Severe traumatic brain injury (sTBI) is a leading cause of pediatric death and disability. Despite wide dissemination and evidence indicating that adhering to the best available evidence described in the Brain Trauma Foundation (BTF) Guidelines improves mortality and functional outcome in sTBI, implementation of these guidelines is limited, particularly in pediatric patients. To improve guideline implementation and thereby outcomes, we are conducting group model building (GMB) sessions to assess the intensive care unit (ICU) context as perceived by nurses, physicians in training, and attending physicians at four US hospital sites. Participants visualized barriers and feedback loops in the causal models and identified relations and mechanisms crucial to successful implementation from their own perspectives.
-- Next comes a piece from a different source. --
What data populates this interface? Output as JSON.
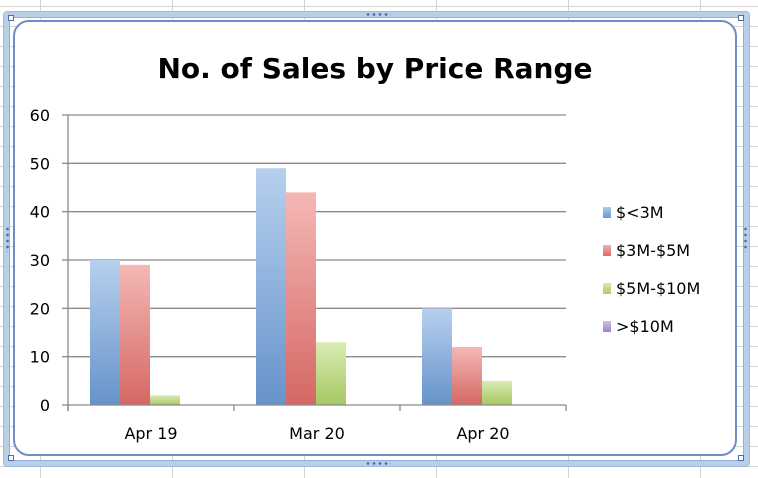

Results from the first seven sessions are relatively consistent across each provider type, with causal loop diagrams of the ICU workflow increasing in complexity from attending physicians to bedside nurses. Our analysis yields valuable information that will be used to implement a technology-based intervention linking BTF Guidelines and patient data to aid timely evidence-based decision making for ICU patients with sTBI. This study demonstrates the usefulness of GMB for advancing effective implementation of a technology-based intervention that ultimately aims at improving care and outcomes in the ICU.